Épargnons au lecteur l’énumération des citations, pour se limiter à une trinité de forme, d’esprit, d’effet – My Childhood rime avec Eraserhead, son quasi contemporain ; My Ain Folk retravaille La Nuit du chasseur ;  My Way Home relit à moindre échelle Lawrence d’Arabie.

Le triptyque mental, lapidaire, sensible au son et assez magistral dans son utilisation (de la sirène de la mine en incipit auditif au train entourant Tommy, le tueur de chat, dans un nuage de vapeur, en passant par le bruyant désordre, hors-champ, à l’étage supérieur, causé dans le dortoir de la pension, inversion de l’environnement anxiogène de Scum, abordé sur ce blog, par un Jamie en furie, là où résonnent aussi d’incongrues notes d’harmonica), possède une richesse de dénuement, une rigueur d’écriture, une puissance d’évocation singulières, incontestables.

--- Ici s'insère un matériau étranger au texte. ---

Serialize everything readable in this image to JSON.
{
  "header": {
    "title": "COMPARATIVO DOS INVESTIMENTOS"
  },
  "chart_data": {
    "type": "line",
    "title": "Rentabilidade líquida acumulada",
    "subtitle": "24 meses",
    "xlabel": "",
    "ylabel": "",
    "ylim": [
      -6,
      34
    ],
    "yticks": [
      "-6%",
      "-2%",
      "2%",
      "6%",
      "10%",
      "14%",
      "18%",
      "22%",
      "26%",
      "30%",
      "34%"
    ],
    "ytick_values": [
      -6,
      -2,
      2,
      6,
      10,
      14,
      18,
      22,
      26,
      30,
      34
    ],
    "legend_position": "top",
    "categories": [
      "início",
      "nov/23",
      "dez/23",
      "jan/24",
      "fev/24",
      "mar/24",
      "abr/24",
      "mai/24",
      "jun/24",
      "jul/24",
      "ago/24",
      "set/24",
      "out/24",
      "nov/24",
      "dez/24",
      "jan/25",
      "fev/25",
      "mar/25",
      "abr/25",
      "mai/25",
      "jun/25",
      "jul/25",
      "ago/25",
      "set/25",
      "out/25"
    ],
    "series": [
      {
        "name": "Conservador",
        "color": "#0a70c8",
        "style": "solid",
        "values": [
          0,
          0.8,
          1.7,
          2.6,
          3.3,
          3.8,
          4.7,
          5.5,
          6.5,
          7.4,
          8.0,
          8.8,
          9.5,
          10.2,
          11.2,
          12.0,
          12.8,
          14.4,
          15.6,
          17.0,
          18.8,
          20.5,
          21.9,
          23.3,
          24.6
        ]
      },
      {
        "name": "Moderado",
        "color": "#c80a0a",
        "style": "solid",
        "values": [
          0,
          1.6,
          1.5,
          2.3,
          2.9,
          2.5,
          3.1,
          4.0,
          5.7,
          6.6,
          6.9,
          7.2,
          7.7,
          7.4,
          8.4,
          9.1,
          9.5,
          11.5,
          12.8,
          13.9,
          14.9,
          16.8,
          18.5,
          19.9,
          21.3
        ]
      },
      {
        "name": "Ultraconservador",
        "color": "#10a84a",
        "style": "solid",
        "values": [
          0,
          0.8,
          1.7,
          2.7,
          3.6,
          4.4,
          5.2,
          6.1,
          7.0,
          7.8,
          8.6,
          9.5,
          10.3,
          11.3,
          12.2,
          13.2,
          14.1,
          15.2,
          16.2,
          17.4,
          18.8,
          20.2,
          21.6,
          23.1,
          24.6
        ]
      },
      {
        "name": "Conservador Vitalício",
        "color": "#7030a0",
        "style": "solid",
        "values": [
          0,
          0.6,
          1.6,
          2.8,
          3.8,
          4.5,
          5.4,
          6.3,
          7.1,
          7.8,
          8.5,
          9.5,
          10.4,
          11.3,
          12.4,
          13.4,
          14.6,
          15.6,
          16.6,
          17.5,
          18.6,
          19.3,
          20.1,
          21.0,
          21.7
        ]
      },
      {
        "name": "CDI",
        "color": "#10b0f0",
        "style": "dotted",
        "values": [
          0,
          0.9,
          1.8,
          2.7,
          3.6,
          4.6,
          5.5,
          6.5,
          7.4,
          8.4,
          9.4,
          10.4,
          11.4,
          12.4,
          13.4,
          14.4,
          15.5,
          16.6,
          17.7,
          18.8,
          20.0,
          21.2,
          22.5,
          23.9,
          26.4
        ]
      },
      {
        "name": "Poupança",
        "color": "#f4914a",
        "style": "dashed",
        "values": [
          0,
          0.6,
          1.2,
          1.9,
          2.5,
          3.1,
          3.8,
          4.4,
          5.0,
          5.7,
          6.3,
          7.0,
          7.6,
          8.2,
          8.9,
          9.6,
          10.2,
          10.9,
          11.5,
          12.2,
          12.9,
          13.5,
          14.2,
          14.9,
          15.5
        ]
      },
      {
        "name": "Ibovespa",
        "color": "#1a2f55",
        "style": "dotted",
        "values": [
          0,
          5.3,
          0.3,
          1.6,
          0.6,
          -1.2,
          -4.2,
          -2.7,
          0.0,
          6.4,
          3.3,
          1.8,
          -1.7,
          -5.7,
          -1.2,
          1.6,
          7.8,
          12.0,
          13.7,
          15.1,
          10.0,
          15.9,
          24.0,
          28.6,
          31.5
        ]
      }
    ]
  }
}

Bien sûr, le canari de Tommy peut faire penser au faucon de Kes (1970), et le visage de la grand-mère maternelle, la première épiphanie de cette œuvre sans transcendance, à la religiosité réduite à un ironique chœur d’enfants, à une rude saison du calendrier (Noël), à une charité laïque et institutionnelle (la paranoïa contemporaine incite, un court instant, à suspecter de pédophilie le père « démissionnaire », voisin, avec sa pièce de monnaie, ou le directeur bonhomme glissant l’instrument de musique dans les chaussettes, les pantalons attachés, la nuit venue, pauvres cadeaux de pauvres sur lesquels graver son prénom), à Dreyer, celui de La Passion de Jeanne d’Arc et Vampyr (cercueil domestique, folie catatonique de la mère de Jamie).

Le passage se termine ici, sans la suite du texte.